I keep going back to the open trunk door, how it accordioned back after the hit and gave their backs and heads room. It broke that impact. I don’t even know what would’ve happened. It’s incredible to me that we’re all still alive. No one that witnessed the accident thought that we would be.”

“I have a hard time allowing myself to believe there is a higher power doing things behind the scenes, but I tend to think things do happen — even the shitty things — for some reason.”

“After an experience like that, you split off into three ways of thinking. The first is, This is our birthday. We have this second lease on life that we should not have. What is the purpose of that? Why have you been saved? What can you do with that time you weren’t supposed to have?”
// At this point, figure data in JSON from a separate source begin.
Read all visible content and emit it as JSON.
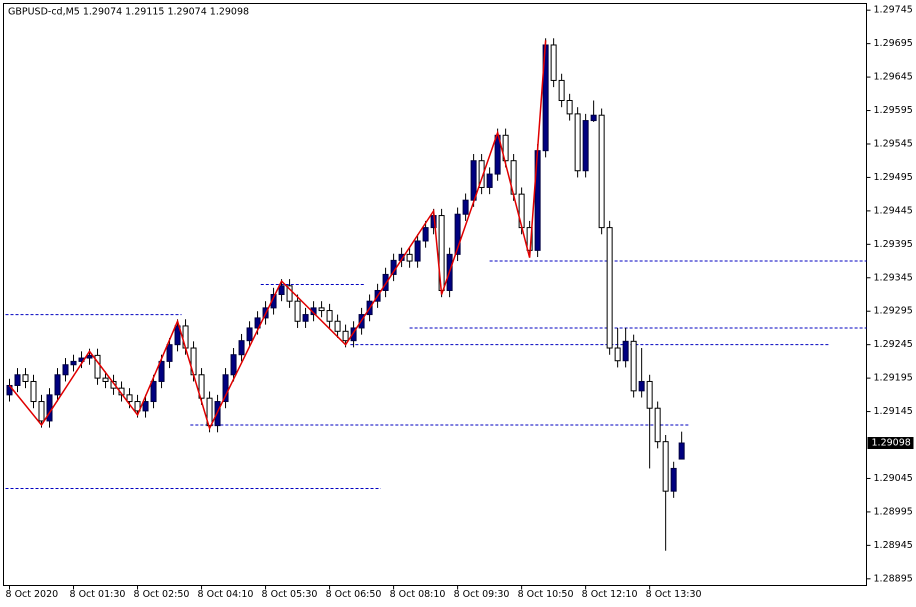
{
  "chart_data": {
    "type": "candlestick",
    "title": "GBPUSD-cd,M5  1.29074 1.29115 1.29074 1.29098",
    "x": [
      0,
      1,
      2,
      3,
      4,
      5,
      6,
      7,
      8,
      9,
      10,
      11,
      12,
      13,
      14,
      15,
      16,
      17,
      18,
      19,
      20,
      21,
      22,
      23,
      24,
      25,
      26,
      27,
      28,
      29,
      30,
      31,
      32,
      33,
      34,
      35,
      36,
      37,
      38,
      39,
      40,
      41,
      42,
      43,
      44,
      45,
      46,
      47,
      48,
      49,
      50,
      51,
      52,
      53,
      54,
      55,
      56,
      57,
      58,
      59,
      60,
      61,
      62,
      63,
      64,
      65,
      66,
      67,
      68,
      69,
      70,
      71,
      72,
      73,
      74,
      75,
      76,
      77,
      78,
      79,
      80,
      81,
      82,
      83,
      84
    ],
    "open": [
      1.2917,
      1.29184,
      1.292,
      1.2919,
      1.2916,
      1.29131,
      1.2917,
      1.292,
      1.29215,
      1.2922,
      1.29225,
      1.29229,
      1.29195,
      1.2919,
      1.2918,
      1.2917,
      1.2916,
      1.29146,
      1.2916,
      1.2919,
      1.2922,
      1.29245,
      1.29273,
      1.2924,
      1.292,
      1.29165,
      1.29124,
      1.2916,
      1.292,
      1.2923,
      1.29251,
      1.2927,
      1.29285,
      1.293,
      1.2932,
      1.29333,
      1.2931,
      1.2928,
      1.2929,
      1.293,
      1.29296,
      1.2928,
      1.29265,
      1.29251,
      1.2927,
      1.2929,
      1.2931,
      1.29326,
      1.2935,
      1.29371,
      1.2938,
      1.2937,
      1.294,
      1.2942,
      1.29438,
      1.29326,
      1.2938,
      1.2944,
      1.29461,
      1.2952,
      1.2948,
      1.295,
      1.29558,
      1.2952,
      1.2947,
      1.2942,
      1.29386,
      1.29535,
      1.29693,
      1.2964,
      1.2961,
      1.2959,
      1.29505,
      1.2958,
      1.29588,
      1.2942,
      1.2924,
      1.29221,
      1.2925,
      1.29176,
      1.2919,
      1.2915,
      1.291,
      1.29026,
      1.29074
    ],
    "high": [
      1.29194,
      1.2921,
      1.2921,
      1.292,
      1.2917,
      1.2918,
      1.2921,
      1.29225,
      1.2923,
      1.29235,
      1.29239,
      1.29239,
      1.29205,
      1.292,
      1.2919,
      1.2918,
      1.2917,
      1.2917,
      1.292,
      1.2923,
      1.29255,
      1.29283,
      1.29283,
      1.2925,
      1.2921,
      1.29175,
      1.2917,
      1.2921,
      1.2924,
      1.29261,
      1.2928,
      1.29295,
      1.2931,
      1.2933,
      1.29343,
      1.29343,
      1.2932,
      1.293,
      1.2931,
      1.2931,
      1.29306,
      1.2929,
      1.29275,
      1.2928,
      1.293,
      1.2932,
      1.29336,
      1.2936,
      1.29381,
      1.2939,
      1.2939,
      1.2941,
      1.2943,
      1.29448,
      1.29448,
      1.2939,
      1.2945,
      1.29471,
      1.2953,
      1.2953,
      1.2951,
      1.29568,
      1.29568,
      1.2953,
      1.2948,
      1.2943,
      1.29545,
      1.29703,
      1.29703,
      1.2965,
      1.2962,
      1.296,
      1.2959,
      1.2961,
      1.29598,
      1.2943,
      1.2927,
      1.2927,
      1.2926,
      1.2924,
      1.292,
      1.2916,
      1.2911,
      1.2907,
      1.29115
    ],
    "low": [
      1.2916,
      1.29174,
      1.2918,
      1.2915,
      1.29121,
      1.29121,
      1.2916,
      1.2919,
      1.29205,
      1.2921,
      1.29215,
      1.29185,
      1.2918,
      1.2917,
      1.2916,
      1.2915,
      1.29136,
      1.29136,
      1.2915,
      1.2918,
      1.2921,
      1.29235,
      1.2923,
      1.2919,
      1.29155,
      1.29114,
      1.29114,
      1.2915,
      1.2919,
      1.2922,
      1.29241,
      1.2926,
      1.29275,
      1.2929,
      1.2931,
      1.293,
      1.2927,
      1.2927,
      1.2928,
      1.29286,
      1.2927,
      1.29255,
      1.29241,
      1.29241,
      1.2926,
      1.2928,
      1.293,
      1.29316,
      1.2934,
      1.29361,
      1.2936,
      1.2936,
      1.2939,
      1.2941,
      1.29316,
      1.29316,
      1.2937,
      1.2943,
      1.29451,
      1.2947,
      1.2947,
      1.2949,
      1.2951,
      1.2946,
      1.2941,
      1.29376,
      1.29376,
      1.29525,
      1.2963,
      1.296,
      1.2958,
      1.29495,
      1.29495,
      1.29578,
      1.2941,
      1.2923,
      1.29211,
      1.29211,
      1.29166,
      1.29166,
      1.2906,
      1.2909,
      1.28937,
      1.29016,
      1.29074
    ],
    "close": [
      1.29184,
      1.292,
      1.2919,
      1.2916,
      1.29131,
      1.2917,
      1.292,
      1.29215,
      1.2922,
      1.29225,
      1.29229,
      1.29195,
      1.2919,
      1.2918,
      1.2917,
      1.2916,
      1.29146,
      1.2916,
      1.2919,
      1.2922,
      1.29245,
      1.29273,
      1.2924,
      1.292,
      1.29165,
      1.29124,
      1.2916,
      1.292,
      1.2923,
      1.29251,
      1.2927,
      1.29285,
      1.293,
      1.2932,
      1.29333,
      1.2931,
      1.2928,
      1.2929,
      1.293,
      1.29296,
      1.2928,
      1.29265,
      1.29251,
      1.2927,
      1.2929,
      1.2931,
      1.29326,
      1.2935,
      1.29371,
      1.2938,
      1.2937,
      1.294,
      1.2942,
      1.29438,
      1.29326,
      1.2938,
      1.2944,
      1.29461,
      1.2952,
      1.2948,
      1.295,
      1.29558,
      1.2952,
      1.2947,
      1.2942,
      1.29386,
      1.29535,
      1.29693,
      1.2964,
      1.2961,
      1.2959,
      1.29505,
      1.2958,
      1.29588,
      1.2942,
      1.2924,
      1.29221,
      1.2925,
      1.29176,
      1.2919,
      1.2915,
      1.291,
      1.29026,
      1.2906,
      1.29098
    ],
    "up_color": "#000080",
    "down_color": "#000000",
    "zigzag": {
      "color": "#e00000",
      "x": [
        0,
        4,
        10,
        16,
        21,
        25,
        34,
        42,
        53,
        54,
        61,
        65,
        67
      ],
      "y": [
        1.29184,
        1.29125,
        1.29235,
        1.2914,
        1.2928,
        1.2912,
        1.2934,
        1.29245,
        1.29445,
        1.2932,
        1.29562,
        1.29375,
        1.297
      ]
    },
    "levels": {
      "color": "#0000c0",
      "values": [
        1.2929,
        1.29125,
        1.2937,
        1.2927,
        1.29245,
        1.29335,
        1.2903
      ],
      "from": [
        -0.5,
        22.6,
        60,
        50,
        42.6,
        31.4,
        -0.5
      ],
      "to": [
        21.5,
        85,
        107.1,
        107.1,
        102.5,
        44.5,
        46.4
      ]
    },
    "xlim": [
      -0.75,
      107.1
    ],
    "ylim": [
      1.28885,
      1.29755
    ],
    "xticks": [
      {
        "value": 0,
        "label": "8 Oct 2020"
      },
      {
        "value": 8,
        "label": "8 Oct 01:30"
      },
      {
        "value": 16,
        "label": "8 Oct 02:50"
      },
      {
        "value": 24,
        "label": "8 Oct 04:10"
      },
      {
        "value": 32,
        "label": "8 Oct 05:30"
      },
      {
        "value": 40,
        "label": "8 Oct 06:50"
      },
      {
        "value": 48,
        "label": "8 Oct 08:10"
      },
      {
        "value": 56,
        "label": "8 Oct 09:30"
      },
      {
        "value": 64,
        "label": "8 Oct 10:50"
      },
      {
        "value": 72,
        "label": "8 Oct 12:10"
      },
      {
        "value": 80,
        "label": "8 Oct 13:30"
      }
    ],
    "yticks": [
      1.29745,
      1.29695,
      1.29645,
      1.29595,
      1.29545,
      1.29495,
      1.29445,
      1.29395,
      1.29345,
      1.29295,
      1.29245,
      1.29195,
      1.29145,
      1.29045,
      1.28995,
      1.28945,
      1.28895
    ]
  }
}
“[The second] is less positive. When you’ve met death and you can see firsthand how fragile we all are and how truly horrific death can be, you know that this is something you’re going to have to experience again. That’s a terrifying thought, to have to live through it again. Part of you wishes that it was over.”

“The third is much weirder. You wonder if you didn’t survive and if all this is an imagination. Maybe this is what happens when you die — your brain keeps going and you manufacture an existence. I thought that I was crazy for a while until I spoke with Paul and Evan and we had similar feelings on it. [But] you have to snap yourself out of it. If this is existence, it’s yours now, and you have to make do.”

He concluded: “I wish I could say that it was a tragic experience that’s now a positive thing because I’m still here. It’s funny to have written a record like ‘Parachutes’ [and] to have something like this happen. You can’t write that shit.”

“In time I will feel more grounded. For now, I’m existing. That’s something, in that moment, that I didn’t know I would be doing.”

This does sound terrifying. We’re glad that everyone made it out alive and are back on the road again in a few weeks.